XIX
How the Doctor Was Placed in a Terrible Dilemma
But just as the most beautiful summer days are sometimes abruptly spoilt by a fearful storm, so the Doctor’s happiness was suddenly marred by a most awful possibility. He had found the being for whom he had been searching, certainly: but alas! it was only a monkey. Without doubt they would be able to understand each other, but they could never converse. The Doctor fell back from heaven to earth. Farewell to those long interviews from which he had hoped to gain so much, farewell to that wonderful crusade which they were to have undertaken together—the crusade against superstition! For, battling alone, the Doctor would not possess weapons adequate to overthrow the hydra of ignorance. He needed a man, an apostle, a confessor, a martyr—a role which could scarcely be filled by a monkey! What was he to do? A menacing voice rang in his ears—“Kill him.” Heraclius trembled. In a second he realized that if he killed the monkey the soul thus freed would immediately enter the body of an infant on the point of birth, and that it would then be necessary to wait at least twenty years before that infant reached maturity, by which time the Doctor would be seventy. It was possible, certainly. But could he be sure of tracing the man? Moreover, his religion forbade him to do away with any living being under penalty of committing a murder: therefore, if he did this his soul would pass after death into the body of a ferocious animal, as was decreed for a murderer.

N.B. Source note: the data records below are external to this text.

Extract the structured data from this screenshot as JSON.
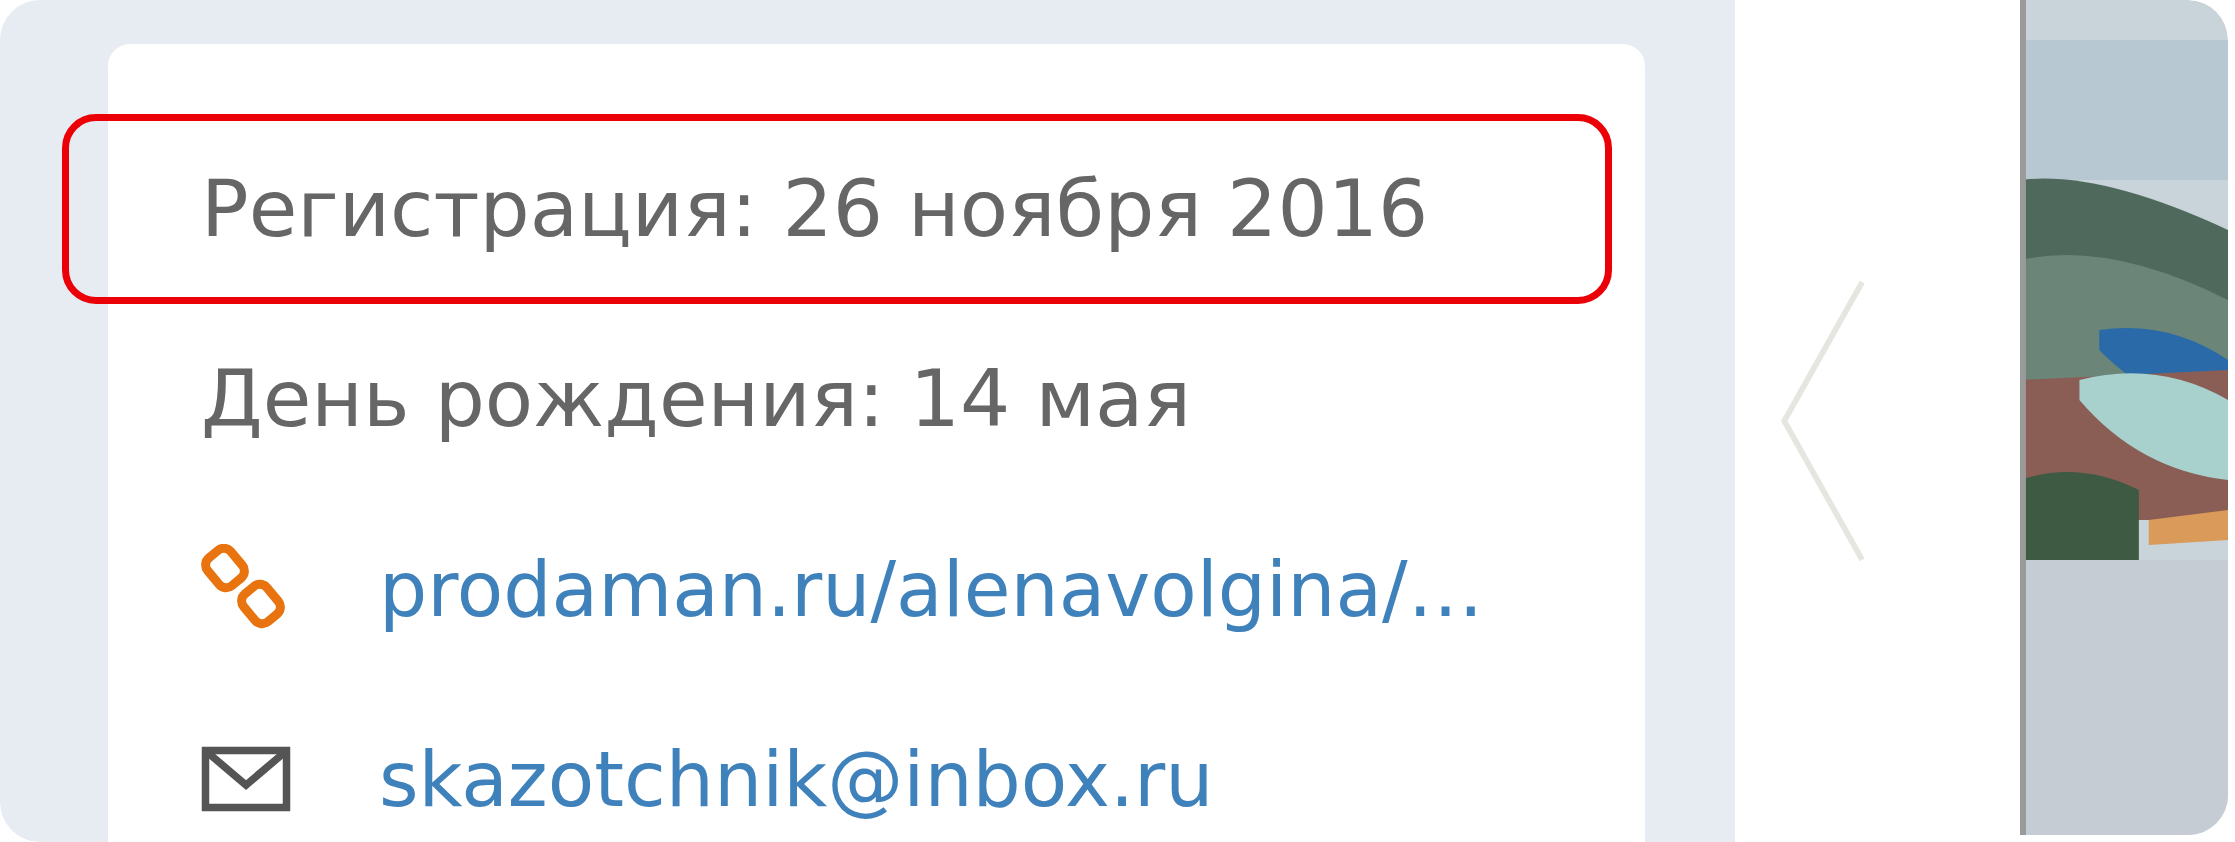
{
  "profile_info": [
    {
      "kind": "text",
      "text": "Регистрация: 26 ноября 2016",
      "highlighted": true
    },
    {
      "kind": "text",
      "text": "День рождения: 14 мая",
      "highlighted": false
    },
    {
      "kind": "link",
      "text": "prodaman.ru/alenavolgina/…",
      "highlighted": false
    },
    {
      "kind": "email",
      "text": "skazotchnik@inbox.ru",
      "highlighted": false
    }
  ]
}
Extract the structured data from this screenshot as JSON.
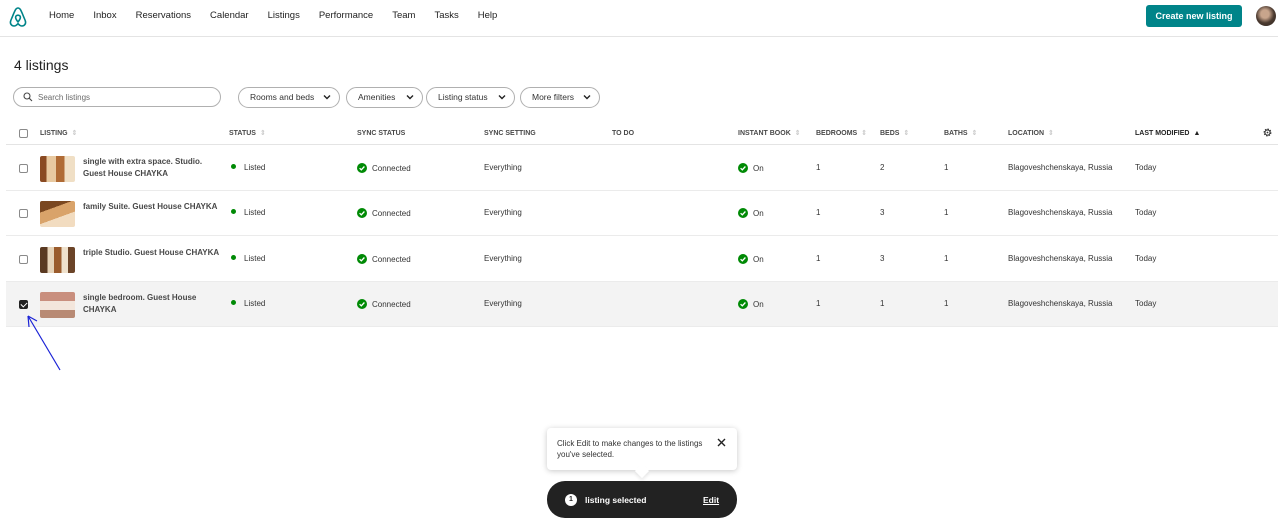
{
  "nav": {
    "items": [
      "Home",
      "Inbox",
      "Reservations",
      "Calendar",
      "Listings",
      "Performance",
      "Team",
      "Tasks",
      "Help"
    ],
    "create_button": "Create new listing",
    "logo_icon": "airbnb-logo-icon",
    "brand_color": "#008489"
  },
  "page": {
    "title": "4 listings"
  },
  "filters": {
    "search_placeholder": "Search listings",
    "pills": [
      "Rooms and beds",
      "Amenities",
      "Listing status",
      "More filters"
    ]
  },
  "table": {
    "columns": [
      "LISTING",
      "STATUS",
      "SYNC STATUS",
      "SYNC SETTING",
      "TO DO",
      "INSTANT BOOK",
      "BEDROOMS",
      "BEDS",
      "BATHS",
      "LOCATION",
      "LAST MODIFIED"
    ],
    "sorted_column": "LAST MODIFIED",
    "rows": [
      {
        "name": "single with extra space. Studio. Guest House CHAYKA",
        "status": "Listed",
        "sync_status": "Connected",
        "sync_setting": "Everything",
        "to_do": "",
        "instant_book": "On",
        "bedrooms": "1",
        "beds": "2",
        "baths": "1",
        "location": "Blagoveshchenskaya, Russia",
        "last_modified": "Today",
        "selected": false
      },
      {
        "name": "family Suite. Guest House CHAYKA",
        "status": "Listed",
        "sync_status": "Connected",
        "sync_setting": "Everything",
        "to_do": "",
        "instant_book": "On",
        "bedrooms": "1",
        "beds": "3",
        "baths": "1",
        "location": "Blagoveshchenskaya, Russia",
        "last_modified": "Today",
        "selected": false
      },
      {
        "name": "triple Studio. Guest House CHAYKA",
        "status": "Listed",
        "sync_status": "Connected",
        "sync_setting": "Everything",
        "to_do": "",
        "instant_book": "On",
        "bedrooms": "1",
        "beds": "3",
        "baths": "1",
        "location": "Blagoveshchenskaya, Russia",
        "last_modified": "Today",
        "selected": false
      },
      {
        "name": "single bedroom. Guest House CHAYKA",
        "status": "Listed",
        "sync_status": "Connected",
        "sync_setting": "Everything",
        "to_do": "",
        "instant_book": "On",
        "bedrooms": "1",
        "beds": "1",
        "baths": "1",
        "location": "Blagoveshchenskaya, Russia",
        "last_modified": "Today",
        "selected": true
      }
    ],
    "status_color": "#008a05"
  },
  "tooltip": {
    "text": "Click Edit to make changes to the listings you've selected."
  },
  "toast": {
    "count": "1",
    "label": "listing selected",
    "edit_label": "Edit"
  }
}
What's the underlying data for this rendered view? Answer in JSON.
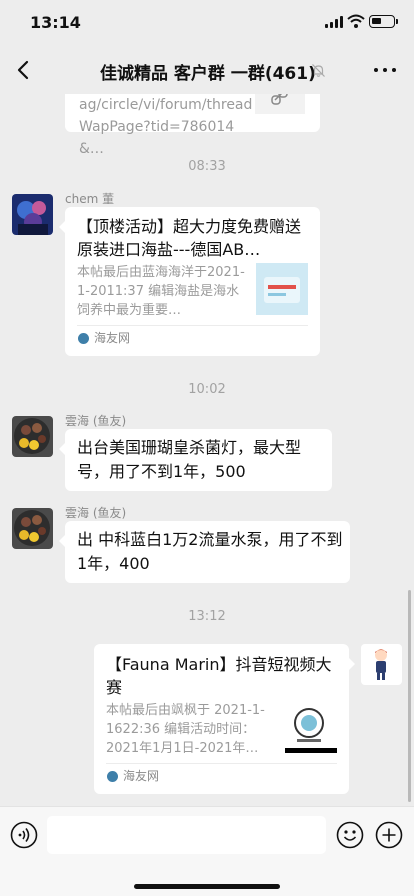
{
  "status_bar": {
    "time": "13:14"
  },
  "nav": {
    "title": "佳诚精品 客户群 一群(461)"
  },
  "messages": {
    "partial_card": {
      "url_text": "ag/circle/vi/forum/threadWapPage?tid=786014&…"
    },
    "ts1": "08:33",
    "msg1": {
      "sender": "chem 董",
      "title": "【顶楼活动】超大力度免费赠送原装进口海盐---德国AB…",
      "desc": "本帖最后由蓝海海洋于2021-1-2011:37 编辑海盐是海水饲养中最为重要…",
      "source": "海友网"
    },
    "ts2": "10:02",
    "msg2": {
      "sender": "雲海 (鱼友)",
      "text": "出台美国珊瑚皇杀菌灯，最大型号，用了不到1年，500"
    },
    "msg3": {
      "sender": "雲海 (鱼友)",
      "text": "出 中科蓝白1万2流量水泵，用了不到1年，400"
    },
    "ts3": "13:12",
    "msg4": {
      "title": "【Fauna Marin】抖音短视频大赛",
      "desc": "本帖最后由飒枫于 2021-1-1622:36 编辑活动时间：2021年1月1日-2021年…",
      "source": "海友网"
    }
  },
  "icons": {
    "back": "back-arrow-icon",
    "mute": "mute-bell-icon",
    "more": "more-dots-icon",
    "voice": "voice-icon",
    "emoji": "emoji-icon",
    "plus": "plus-icon"
  },
  "colors": {
    "background": "#ededed",
    "bubble": "#ffffff",
    "timestamp": "#a2a2a2",
    "source_icon": "#3e7fa9"
  }
}
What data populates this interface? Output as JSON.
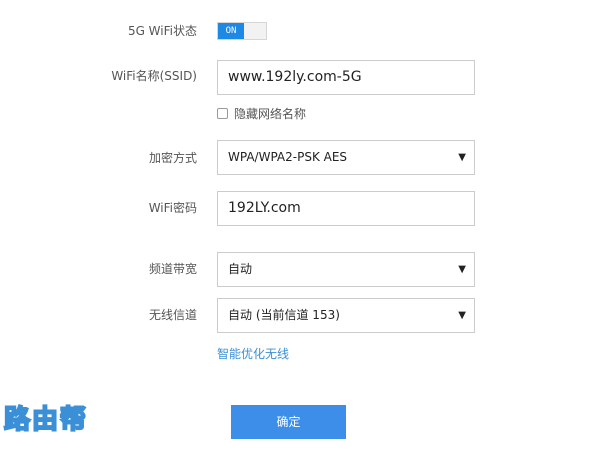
{
  "wifi_status": {
    "label": "5G WiFi状态",
    "toggle_text": "ON",
    "enabled": true
  },
  "ssid": {
    "label": "WiFi名称(SSID)",
    "value": "www.192ly.com-5G"
  },
  "hide_network": {
    "label": "隐藏网络名称",
    "checked": false
  },
  "encryption": {
    "label": "加密方式",
    "value": "WPA/WPA2-PSK AES"
  },
  "password": {
    "label": "WiFi密码",
    "value": "192LY.com"
  },
  "bandwidth": {
    "label": "频道带宽",
    "value": "自动"
  },
  "channel": {
    "label": "无线信道",
    "value": "自动 (当前信道 153)"
  },
  "optimize_link": "智能优化无线",
  "confirm_button": "确定",
  "watermark": "路由帮",
  "colors": {
    "accent": "#1e88e5",
    "button": "#3d8ee8",
    "link": "#3a8fd6"
  },
  "icons": {
    "dropdown": "caret-down-icon"
  }
}
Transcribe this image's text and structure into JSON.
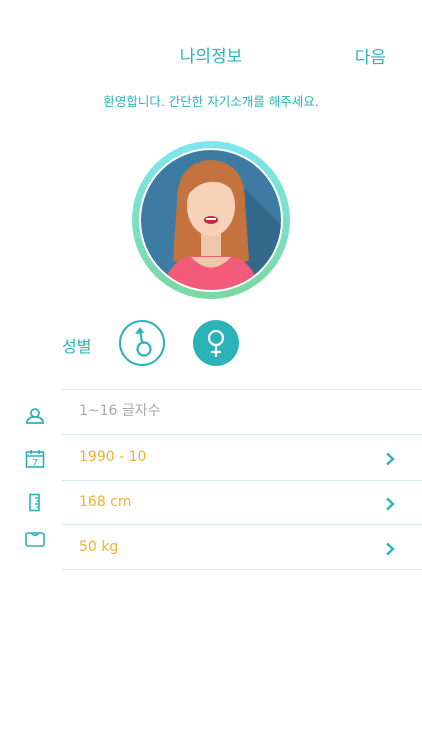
{
  "header": {
    "title": "나의정보",
    "next_label": "다음"
  },
  "welcome_text": "환영합니다. 간단한 자기소개를 해주세요.",
  "gender": {
    "label": "성별",
    "options": [
      "male",
      "female"
    ],
    "selected": "female"
  },
  "fields": {
    "nickname": {
      "placeholder": "1~16 글자수",
      "value": "",
      "icon": "user-icon"
    },
    "birth": {
      "value": "1990 - 10",
      "icon": "calendar-icon",
      "calendar_day": "7"
    },
    "height": {
      "value": "168 cm",
      "icon": "ruler-icon"
    },
    "weight": {
      "value": "50 kg",
      "icon": "scale-icon"
    }
  },
  "colors": {
    "accent": "#2bb3b8",
    "value": "#f0b233",
    "placeholder": "#a9a9a9",
    "divider": "#d4eaec"
  }
}
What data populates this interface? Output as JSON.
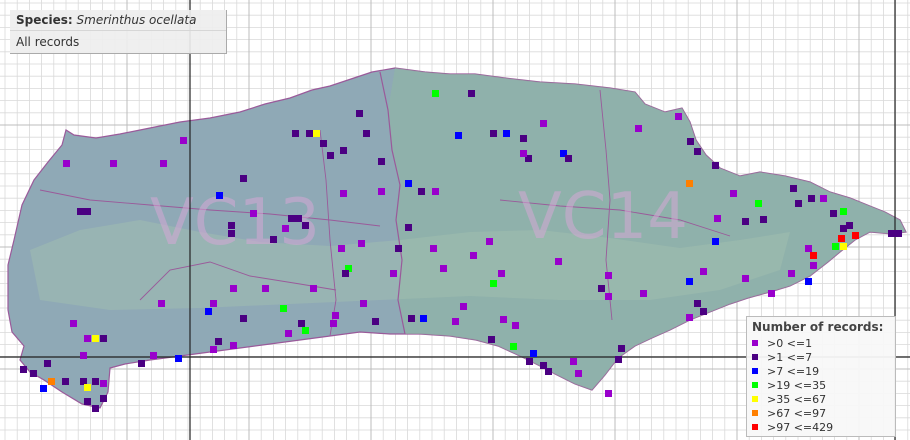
{
  "header": {
    "species_label": "Species:",
    "species_name": "Smerinthus ocellata",
    "records_label": "All records"
  },
  "regions": [
    {
      "label": "VC13"
    },
    {
      "label": "VC14"
    }
  ],
  "legend": {
    "title": "Number of records:",
    "classes": [
      {
        "label": ">0 <=1",
        "color": "#9900cc"
      },
      {
        "label": ">1 <=7",
        "color": "#4b0082"
      },
      {
        "label": ">7 <=19",
        "color": "#0000ff"
      },
      {
        "label": ">19 <=35",
        "color": "#00ff00"
      },
      {
        "label": ">35 <=67",
        "color": "#ffff00"
      },
      {
        "label": ">67 <=97",
        "color": "#ff7f00"
      },
      {
        "label": ">97 <=429",
        "color": "#ff0000"
      }
    ]
  },
  "colors": {
    "land_vc13": "#8da6b8",
    "land_vc14": "#8fb5a6",
    "background": "#ffffff",
    "grid_minor": "#d9d9d9",
    "grid_major": "#222222",
    "boundary": "#9a5a9a"
  }
}
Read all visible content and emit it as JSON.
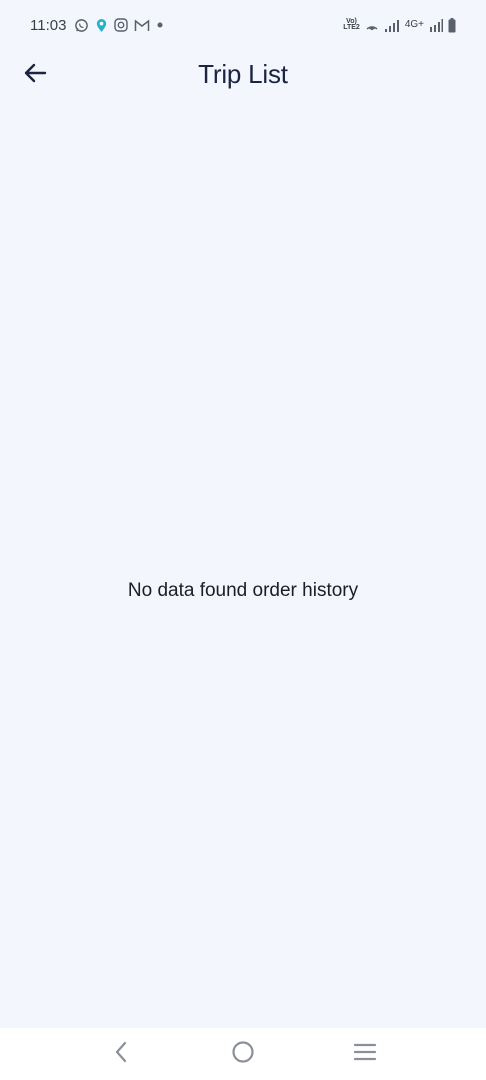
{
  "status_bar": {
    "time": "11:03",
    "left_icons": [
      "whatsapp-icon",
      "location-pin-icon",
      "instagram-icon",
      "gmail-icon",
      "dot-icon"
    ],
    "network_label_top": "Vo)",
    "network_label_bottom": "LTE2",
    "network_type": "4G+",
    "right_icons": [
      "hotspot-icon",
      "signal-icon",
      "signal-icon-2",
      "battery-icon"
    ]
  },
  "header": {
    "title": "Trip List",
    "back_icon": "arrow-left-icon"
  },
  "main": {
    "empty_message": "No data found order history"
  },
  "nav_bar": {
    "items": [
      "back-nav-icon",
      "home-nav-icon",
      "menu-nav-icon"
    ]
  },
  "colors": {
    "background": "#f3f6fd",
    "title": "#1b2440",
    "nav_background": "#ffffff",
    "location_pin": "#23b3c9"
  }
}
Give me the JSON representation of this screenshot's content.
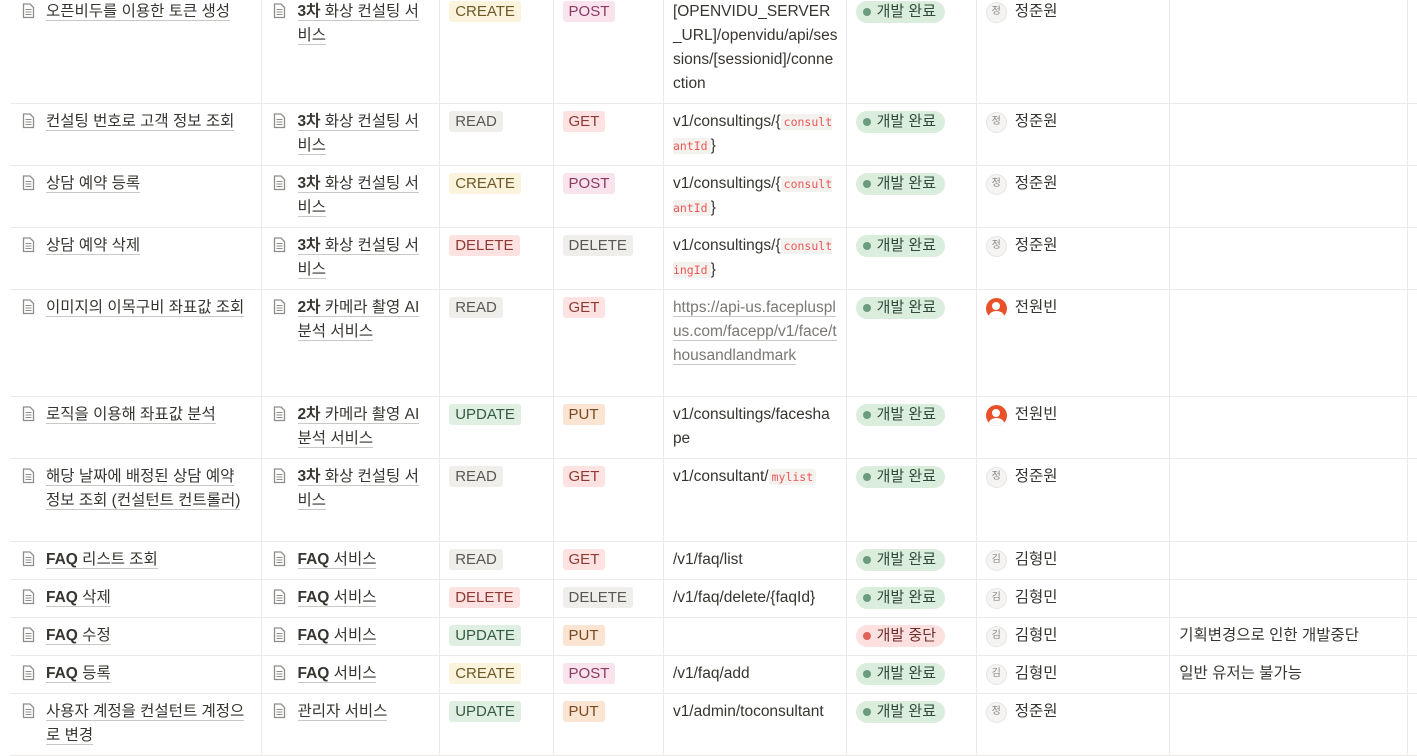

What did it matter? Would he not be a victim of science—of his faith? He seized an enormous Turkish scimitar which was hanging against some tapestry and, like Abraham on the mountain, was about to strike, when a sudden thought restrained him. Supposing this man’s sins were not yet expiated, and supposing his soul returned for a second time into the body of a monkey instead of passing into that of a child? This was possible, probable even, nearly certain in fact. In thus committing a futile crime, the Doctor would condemn himself to a terrible punishment without benefiting his fellow-men. Worn out, he dropped back into his chair. Such long drawn out emotion had exhausted him, and he fainted.